South Korean crime comedy film

Miss & Mrs. Cops is a 2019 South Korean buddy cop action comedy film starring Ra Mi-ran and Lee Sung-kyung. It was released on May 9, 2019.

The original title Girl Cops is a homage to the South Korean television series Two Cops (1993).

==Plot==
Mi-yeong is a former police squad officer who starts working at the Public Service Center after her marriage. Ji-hye is Mi-yeong's sister-in-law as well as a rookie policewoman who works at the same center.
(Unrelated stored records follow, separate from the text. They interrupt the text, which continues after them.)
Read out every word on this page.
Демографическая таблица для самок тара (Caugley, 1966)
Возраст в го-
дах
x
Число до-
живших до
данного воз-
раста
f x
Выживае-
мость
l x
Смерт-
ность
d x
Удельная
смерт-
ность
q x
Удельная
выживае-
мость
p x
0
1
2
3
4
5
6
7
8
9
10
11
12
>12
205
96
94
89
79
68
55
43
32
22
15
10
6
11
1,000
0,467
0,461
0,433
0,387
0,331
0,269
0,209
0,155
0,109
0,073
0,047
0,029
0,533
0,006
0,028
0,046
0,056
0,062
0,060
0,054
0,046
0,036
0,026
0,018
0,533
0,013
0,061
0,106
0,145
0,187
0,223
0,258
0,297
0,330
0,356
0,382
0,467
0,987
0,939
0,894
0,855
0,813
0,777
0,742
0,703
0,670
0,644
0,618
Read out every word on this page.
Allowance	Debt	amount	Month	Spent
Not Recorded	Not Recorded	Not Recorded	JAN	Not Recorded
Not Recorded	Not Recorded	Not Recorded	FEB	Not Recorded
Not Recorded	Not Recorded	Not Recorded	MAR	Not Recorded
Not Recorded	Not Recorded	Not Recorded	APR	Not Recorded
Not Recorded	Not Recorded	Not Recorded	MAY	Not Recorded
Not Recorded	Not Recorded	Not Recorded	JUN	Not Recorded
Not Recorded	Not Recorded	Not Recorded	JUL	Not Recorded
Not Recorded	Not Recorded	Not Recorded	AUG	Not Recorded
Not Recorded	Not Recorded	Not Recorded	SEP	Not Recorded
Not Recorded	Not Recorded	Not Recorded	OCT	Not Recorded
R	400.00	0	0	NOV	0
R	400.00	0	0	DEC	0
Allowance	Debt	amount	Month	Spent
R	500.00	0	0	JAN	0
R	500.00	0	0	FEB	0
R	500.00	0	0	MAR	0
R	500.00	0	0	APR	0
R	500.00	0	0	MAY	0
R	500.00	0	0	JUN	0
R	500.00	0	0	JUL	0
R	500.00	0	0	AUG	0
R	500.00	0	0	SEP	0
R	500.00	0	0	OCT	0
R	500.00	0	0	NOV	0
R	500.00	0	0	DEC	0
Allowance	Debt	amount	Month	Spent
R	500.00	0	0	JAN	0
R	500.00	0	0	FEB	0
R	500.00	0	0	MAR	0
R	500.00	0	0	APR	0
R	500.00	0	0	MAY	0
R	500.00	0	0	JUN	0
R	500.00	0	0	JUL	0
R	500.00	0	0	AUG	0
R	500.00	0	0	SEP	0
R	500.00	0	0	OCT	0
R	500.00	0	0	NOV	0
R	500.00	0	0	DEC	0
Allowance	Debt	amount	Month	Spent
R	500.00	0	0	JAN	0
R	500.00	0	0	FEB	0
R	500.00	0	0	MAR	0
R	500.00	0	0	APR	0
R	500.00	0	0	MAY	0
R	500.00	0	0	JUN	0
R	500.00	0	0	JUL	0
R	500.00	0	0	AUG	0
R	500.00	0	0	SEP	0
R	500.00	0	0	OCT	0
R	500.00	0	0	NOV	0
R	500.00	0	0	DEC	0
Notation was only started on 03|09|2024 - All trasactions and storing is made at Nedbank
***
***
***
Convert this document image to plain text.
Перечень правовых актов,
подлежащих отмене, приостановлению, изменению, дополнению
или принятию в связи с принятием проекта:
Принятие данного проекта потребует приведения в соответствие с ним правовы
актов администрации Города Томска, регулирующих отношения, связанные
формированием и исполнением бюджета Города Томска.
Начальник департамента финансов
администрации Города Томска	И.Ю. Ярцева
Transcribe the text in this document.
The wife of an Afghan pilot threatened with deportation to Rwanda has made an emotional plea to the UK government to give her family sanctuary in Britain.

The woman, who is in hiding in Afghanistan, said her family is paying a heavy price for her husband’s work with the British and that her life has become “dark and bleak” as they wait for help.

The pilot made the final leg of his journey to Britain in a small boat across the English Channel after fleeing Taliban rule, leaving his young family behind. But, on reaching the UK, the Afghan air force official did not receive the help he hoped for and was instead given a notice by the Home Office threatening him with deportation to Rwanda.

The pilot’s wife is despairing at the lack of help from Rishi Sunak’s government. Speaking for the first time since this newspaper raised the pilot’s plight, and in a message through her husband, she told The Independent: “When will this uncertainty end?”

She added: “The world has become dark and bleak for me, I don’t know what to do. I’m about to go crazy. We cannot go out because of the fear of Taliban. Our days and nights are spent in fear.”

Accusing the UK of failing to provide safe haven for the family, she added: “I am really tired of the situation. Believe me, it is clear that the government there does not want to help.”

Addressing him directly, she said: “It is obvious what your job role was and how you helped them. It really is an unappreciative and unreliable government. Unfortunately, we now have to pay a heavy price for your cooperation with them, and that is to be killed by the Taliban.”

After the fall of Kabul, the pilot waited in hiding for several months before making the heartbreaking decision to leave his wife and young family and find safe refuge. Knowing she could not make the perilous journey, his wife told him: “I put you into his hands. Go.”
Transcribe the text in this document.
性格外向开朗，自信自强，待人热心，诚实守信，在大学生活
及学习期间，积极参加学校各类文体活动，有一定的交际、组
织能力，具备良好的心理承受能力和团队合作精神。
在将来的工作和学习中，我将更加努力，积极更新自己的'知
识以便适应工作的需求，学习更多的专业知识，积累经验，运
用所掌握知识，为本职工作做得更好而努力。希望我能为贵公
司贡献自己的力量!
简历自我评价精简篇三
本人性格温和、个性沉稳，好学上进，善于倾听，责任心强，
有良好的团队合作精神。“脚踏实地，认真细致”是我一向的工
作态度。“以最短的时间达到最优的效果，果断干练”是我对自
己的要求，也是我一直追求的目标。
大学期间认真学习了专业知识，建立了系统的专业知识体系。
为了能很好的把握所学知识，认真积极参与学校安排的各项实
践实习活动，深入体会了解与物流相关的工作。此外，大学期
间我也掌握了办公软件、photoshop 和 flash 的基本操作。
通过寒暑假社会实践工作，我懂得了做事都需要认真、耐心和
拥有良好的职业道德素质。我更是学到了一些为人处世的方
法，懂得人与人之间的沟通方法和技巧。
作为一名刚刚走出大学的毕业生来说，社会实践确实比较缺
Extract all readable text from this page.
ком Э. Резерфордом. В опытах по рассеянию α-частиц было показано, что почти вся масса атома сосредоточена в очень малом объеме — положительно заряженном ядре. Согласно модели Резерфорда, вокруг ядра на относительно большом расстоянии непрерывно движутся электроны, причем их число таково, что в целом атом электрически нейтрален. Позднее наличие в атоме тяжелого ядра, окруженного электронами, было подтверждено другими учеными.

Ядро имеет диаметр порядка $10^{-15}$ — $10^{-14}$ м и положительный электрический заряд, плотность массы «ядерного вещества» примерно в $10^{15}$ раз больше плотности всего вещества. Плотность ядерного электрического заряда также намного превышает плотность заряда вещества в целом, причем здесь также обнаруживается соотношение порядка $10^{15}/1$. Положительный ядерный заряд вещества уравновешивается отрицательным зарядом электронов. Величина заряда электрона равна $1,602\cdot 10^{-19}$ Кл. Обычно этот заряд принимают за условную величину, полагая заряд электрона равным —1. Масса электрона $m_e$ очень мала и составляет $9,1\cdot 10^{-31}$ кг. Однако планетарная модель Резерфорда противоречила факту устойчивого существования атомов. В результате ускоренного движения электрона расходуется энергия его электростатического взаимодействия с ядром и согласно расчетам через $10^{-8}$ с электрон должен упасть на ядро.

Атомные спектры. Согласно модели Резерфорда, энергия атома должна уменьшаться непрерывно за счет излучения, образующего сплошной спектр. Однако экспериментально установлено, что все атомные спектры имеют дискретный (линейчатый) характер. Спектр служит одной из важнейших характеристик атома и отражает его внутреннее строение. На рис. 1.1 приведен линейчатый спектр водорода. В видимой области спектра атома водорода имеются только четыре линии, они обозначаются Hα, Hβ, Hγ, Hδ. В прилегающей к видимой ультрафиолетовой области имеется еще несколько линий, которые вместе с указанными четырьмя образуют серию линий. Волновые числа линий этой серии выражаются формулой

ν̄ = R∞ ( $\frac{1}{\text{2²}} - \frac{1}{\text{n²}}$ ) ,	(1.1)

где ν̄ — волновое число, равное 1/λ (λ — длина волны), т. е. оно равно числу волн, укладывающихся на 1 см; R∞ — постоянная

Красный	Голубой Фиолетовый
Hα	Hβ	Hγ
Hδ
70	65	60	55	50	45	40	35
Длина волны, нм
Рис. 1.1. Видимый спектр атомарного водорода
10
They team up to solve the case of a young woman committing suicide and they discover a network of young men who drug, rape and film women and then upload the videos on the internet for money. As the higher ranking police officers stay idle and refuse to help, the two women, with the assistance of a female hacker, start to round up the gang on their own accord.

==Production==
Principal photography began on July 5, 2018, and filming wrapped up on September 27, 2018.

==Release==
As of August 26, 2019, the film has reached 1,628,963 total admissions grossing $11,378,225 in revenue.

==Television adaptation==
On October 25, 2019, CJ ENM E&M Division Marketing Chief Choi Kyung-joo announced during OCN's Thriller House event at S-Factory in Seoul that the network will adapt Miss & Mrs. Cops as a drama series. It was scheduled to air in 2020.